Ryan: One of the biggest challenges for providers moving to value-based care involves change management. Any innovation causes a certain amount of disruption to traditional methods. Whereas certain health plans may be supportive and are following the lead of CMS regarding innovation and payment models, it is the people on the floor that actually deliver care in particular that are looking at a world of significant disruption. Health systems are trying to figure out how to adapt while still protecting the legacy of how they have done things in the past—not to mention the dollars they have historically earned.

Jared: What are some key elements that could help move the needle forward?

Ryan: In my view, there are at least five steps to participating in value-based care, all of which are enabled primarily by technology solutions:

  1. Population Risk Stratification: Understanding high-risk patients versus those that could become higher risk over time; also, keeping healthy people healthy.


  2. Post–acute Care: Establishing post–acute care networks and properly serving patients in the appropriate setting of care.


  3. Transitions of Care: Obtaining a solution to ensure that proper patient handoffs are occurring and that the right information is shared at the right time.


  4. Care Management: Establishing alignment among physicians, other clinicians, the patient, and external family members.


  5. External Reporting: Providing the documentation for payment in either a commercial or value-based arrangement or under one of the alternative payment models through government payers.

Jared: Why is post–acute care an important piece?

Ryan: In the past, one would have a surgery and then immediately be discharged to a certain post–acute care setting for follow-up treatment based on the norms of the practice. Today, the industry has a much greater focus on cost in addition to the clinical outcomes, so providers attempt to direct a patient’s post-recovery care into the most appropriate setting. For example, most communities now have a strong home health infrastructure capable of administering care in a patient’s home. If the same clinical outcomes can be met, that represents a more cost-effective setting compared to skilled nursing facilities or other alternatives.

Jared: What advice would you give to providers getting started with population health management?

Ryan: Anywhere between 30% and 50% of provider organizations feel that they are not appropriately and adequately prepared to move to value-based care on their own. This reality necessitates a trusted partnership with companies equipped to help them move into a value-based care environment.

We are intimately familiar with companies that work with health systems making that journey from fee-for-service to value-based care. For example, we are investors in a company with a unique model in the marketplace, applying an assess, design, build, and manage framework to meet health systems and provider groups wherever they are on the journey to value-based care. The company can perform anything from a basic, front-end assessment to a complete internal change management.
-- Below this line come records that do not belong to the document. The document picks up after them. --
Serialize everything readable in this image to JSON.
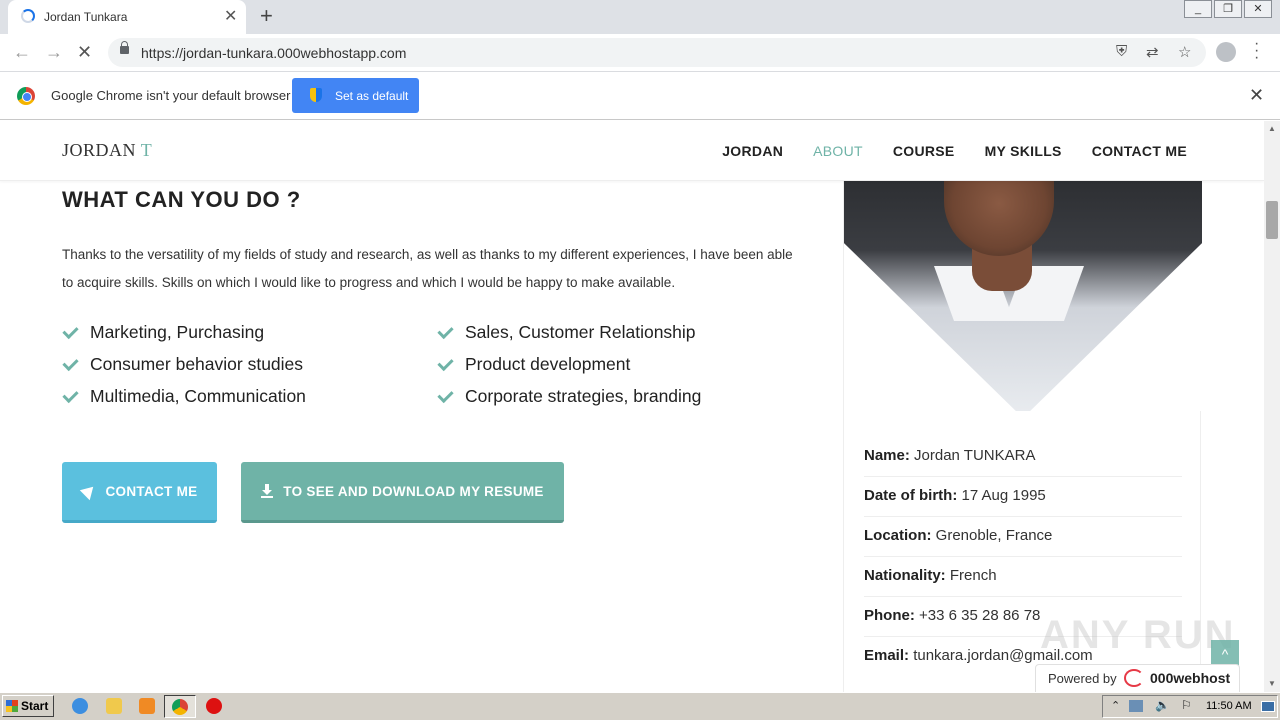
{
  "browser": {
    "tab_title": "Jordan Tunkara",
    "url": "https://jordan-tunkara.000webhostapp.com",
    "new_tab_symbol": "+",
    "close_symbol": "✕",
    "infobar_text": "Google Chrome isn't your default browser",
    "set_default_label": "Set as default"
  },
  "site": {
    "brand": "JORDAN",
    "brand_initial": "T",
    "nav": [
      "JORDAN",
      "ABOUT",
      "COURSE",
      "MY SKILLS",
      "CONTACT ME"
    ],
    "active_nav": "ABOUT",
    "heading": "WHAT CAN YOU DO ?",
    "intro": "Thanks to the versatility of my fields of study and research, as well as thanks to my different experiences, I have been able to acquire skills. Skills on which I would like to progress and which I would be happy to make available.",
    "skills": [
      "Marketing, Purchasing",
      "Sales, Customer Relationship",
      "Consumer behavior studies",
      "Product development",
      "Multimedia, Communication",
      "Corporate strategies, branding"
    ],
    "contact_button": "CONTACT ME",
    "resume_button": "TO SEE AND DOWNLOAD MY RESUME",
    "profile": [
      {
        "key": "Name:",
        "value": "Jordan TUNKARA"
      },
      {
        "key": "Date of birth:",
        "value": "17 Aug 1995"
      },
      {
        "key": "Location:",
        "value": "Grenoble, France"
      },
      {
        "key": "Nationality:",
        "value": "French"
      },
      {
        "key": "Phone:",
        "value": "+33 6 35 28 86 78"
      },
      {
        "key": "Email:",
        "value": "tunkara.jordan@gmail.com"
      }
    ],
    "powered_by": "Powered by",
    "host_name": "000webhost",
    "watermark": "ANY RUN"
  },
  "taskbar": {
    "start_label": "Start",
    "clock": "11:50 AM"
  },
  "colors": {
    "accent": "#6fb3a7",
    "contact_button": "#5bc0de",
    "chrome_blue": "#4285f4"
  }
}
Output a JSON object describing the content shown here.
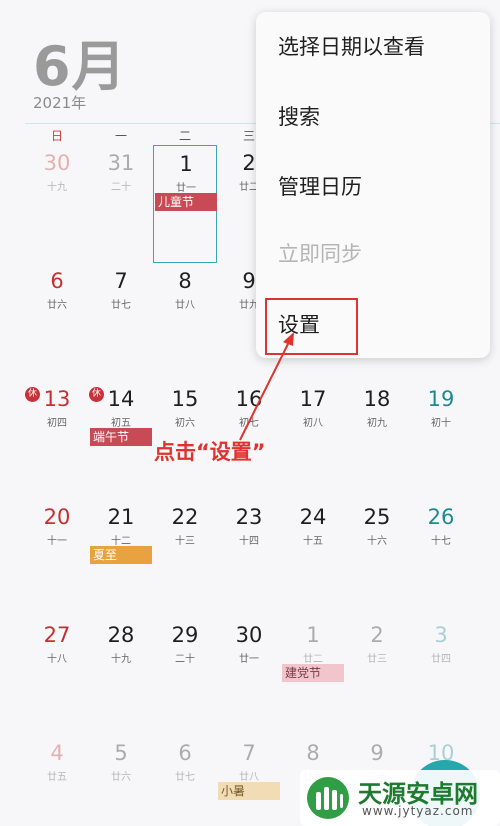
{
  "header": {
    "month": "6月",
    "year": "2021年"
  },
  "weekdays": [
    "日",
    "一",
    "二",
    "三"
  ],
  "weeks": [
    [
      {
        "num": "30",
        "lunar": "十九",
        "dim": true
      },
      {
        "num": "31",
        "lunar": "二十",
        "dim": true
      },
      {
        "num": "1",
        "lunar": "廿一",
        "today": true,
        "event": "儿童节",
        "event_color": "red"
      },
      {
        "num": "2",
        "lunar": "廿二"
      }
    ],
    [
      {
        "num": "6",
        "lunar": "廿六"
      },
      {
        "num": "7",
        "lunar": "廿七"
      },
      {
        "num": "8",
        "lunar": "廿八"
      },
      {
        "num": "9",
        "lunar": "廿九"
      }
    ],
    [
      {
        "num": "13",
        "lunar": "初四",
        "badge": "休"
      },
      {
        "num": "14",
        "lunar": "初五",
        "badge": "休",
        "event": "端午节",
        "event_color": "red"
      },
      {
        "num": "15",
        "lunar": "初六"
      },
      {
        "num": "16",
        "lunar": "初七"
      },
      {
        "num": "17",
        "lunar": "初八"
      },
      {
        "num": "18",
        "lunar": "初九"
      },
      {
        "num": "19",
        "lunar": "初十"
      }
    ],
    [
      {
        "num": "20",
        "lunar": "十一"
      },
      {
        "num": "21",
        "lunar": "十二",
        "event": "夏至",
        "event_color": "orange"
      },
      {
        "num": "22",
        "lunar": "十三"
      },
      {
        "num": "23",
        "lunar": "十四"
      },
      {
        "num": "24",
        "lunar": "十五"
      },
      {
        "num": "25",
        "lunar": "十六"
      },
      {
        "num": "26",
        "lunar": "十七"
      }
    ],
    [
      {
        "num": "27",
        "lunar": "十八"
      },
      {
        "num": "28",
        "lunar": "十九"
      },
      {
        "num": "29",
        "lunar": "二十"
      },
      {
        "num": "30",
        "lunar": "廿一"
      },
      {
        "num": "1",
        "lunar": "廿二",
        "dim": true,
        "event": "建党节",
        "event_color": "pink"
      },
      {
        "num": "2",
        "lunar": "廿三",
        "dim": true
      },
      {
        "num": "3",
        "lunar": "廿四",
        "dim": true
      }
    ],
    [
      {
        "num": "4",
        "lunar": "廿五",
        "dim": true
      },
      {
        "num": "5",
        "lunar": "廿六",
        "dim": true
      },
      {
        "num": "6",
        "lunar": "廿七",
        "dim": true
      },
      {
        "num": "7",
        "lunar": "廿八",
        "dim": true,
        "event": "小暑",
        "event_color": "beige"
      },
      {
        "num": "8",
        "lunar": "廿九",
        "dim": true
      },
      {
        "num": "9",
        "lunar": "三十",
        "dim": true
      },
      {
        "num": "10",
        "lunar": "初一",
        "dim": true
      }
    ]
  ],
  "menu": {
    "items": [
      {
        "label": "选择日期以查看",
        "enabled": true
      },
      {
        "label": "搜索",
        "enabled": true
      },
      {
        "label": "管理日历",
        "enabled": true
      },
      {
        "label": "立即同步",
        "enabled": false
      },
      {
        "label": "设置",
        "enabled": true
      }
    ]
  },
  "annotation": {
    "text": "点击“设置”",
    "color": "#e0322e"
  },
  "watermark": {
    "title": "天源安卓网",
    "url": "www.jytyaz.com"
  },
  "colors": {
    "accent": "#26a6ad",
    "sunday": "#c62f2f",
    "saturday": "#1b8a93"
  }
}
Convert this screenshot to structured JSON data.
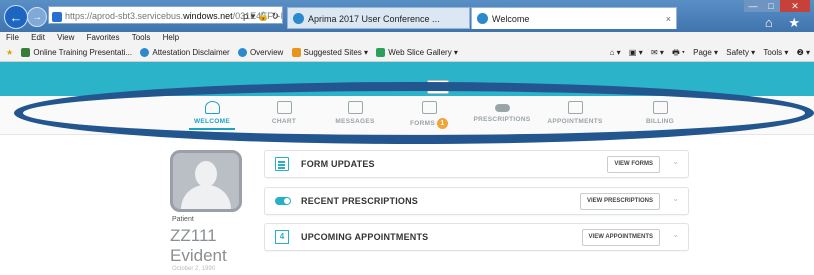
{
  "browser": {
    "address": {
      "prefix": "https://aprod-sbt3.servicebus.",
      "domain": "windows.net",
      "suffix": "/031E4EF0-D...",
      "tools": "ρ ▾ 🔒 ↻"
    },
    "tabs": [
      {
        "label": "Aprima 2017 User Conference ..."
      },
      {
        "label": "Welcome",
        "close": "×"
      }
    ],
    "window_controls": {
      "min": "—",
      "max": "□",
      "close": "✕"
    },
    "home_star": "⌂ ★",
    "menu": [
      "File",
      "Edit",
      "View",
      "Favorites",
      "Tools",
      "Help"
    ],
    "favorites": [
      "Online Training Presentati...",
      "Attestation Disclaimer",
      "Overview",
      "Suggested Sites ▾",
      "Web Slice Gallery ▾"
    ],
    "commands": [
      "⌂ ▾",
      "▣ ▾",
      "✉ ▾",
      "🖶 ▾",
      "Page ▾",
      "Safety ▾",
      "Tools ▾",
      "❷ ▾"
    ]
  },
  "app": {
    "collapse_handle": "⌃",
    "nav": [
      {
        "label": "WELCOME",
        "active": true
      },
      {
        "label": "CHART"
      },
      {
        "label": "MESSAGES"
      },
      {
        "label": "FORMS",
        "badge": "1"
      },
      {
        "label": "PRESCRIPTIONS"
      },
      {
        "label": "APPOINTMENTS"
      },
      {
        "label": "BILLING"
      }
    ],
    "patient": {
      "label": "Patient",
      "first": "ZZ111",
      "last": "Evident",
      "dob": "October 2, 1990"
    },
    "cards": [
      {
        "title": "FORM UPDATES",
        "button": "VIEW FORMS",
        "icon": "form-icon"
      },
      {
        "title": "RECENT PRESCRIPTIONS",
        "button": "VIEW PRESCRIPTIONS",
        "icon": "prescription-toggle-icon"
      },
      {
        "title": "UPCOMING APPOINTMENTS",
        "button": "VIEW APPOINTMENTS",
        "icon": "calendar-icon",
        "icon_text": "4"
      }
    ],
    "chevron": "⌄"
  }
}
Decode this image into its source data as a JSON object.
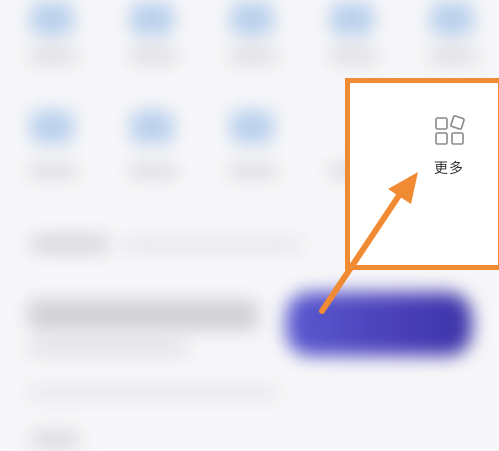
{
  "more_item": {
    "label": "更多",
    "icon": "apps-grid-icon"
  },
  "colors": {
    "highlight": "#f08a33",
    "card_accent": "#4a3fb8"
  }
}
With an agile, capable model, supported by a robust technology toolkit, this company sets itself up as a true partner to health systems and provider organizations as they work toward increasing participation in value-based care.

Jared: What is the role of the investment community in pushing for value-based care?

Ryan: Investors are helping fuel innovation that is occurring by supporting attractive solutions to disrupt the incumbent, still primarily fee-for-service industry. We believe the train has left the station. Value-based care is occurring, and the question now is how fast adoption will ultimately take.

At TT Capital Partners, we pay close attention to regulatory announcements and do not just react to the broader headlines. We see many companies continuing to disrupt the status quo— both in services and software—coming through our investment pipeline that relate in some way to value-based care.

Jared: What are some key factors to consider when evaluating a value-based care company for investment?

Ryan: Generally speaking, we consider the same factors for all potential investments. Specifically for value-based care, we want to understand the current and future regulatory tailwinds. With that as a backdrop, the characteristics we evaluate include the following:

  1. What is the pain point the company is pursuing? How big of a pain point do we feel it represents to the constituents in the industry?

  2. What is the quality of the management team that is assembled? What do we think are the team members’ unique capabilities to address the pain point? How much are we aligned with the team on the pace of market adoption?

  3. What is the competitive differentiation? How is the solution able to withstand other incumbents or other new market entrants?

As a final note, companies that can show multiple capabilities across various aspects of what is needed—as opposed to just a single-point solution—are generally more attractive investments for us. These companies can interact with their customers more broadly, offering platform-like capabilities.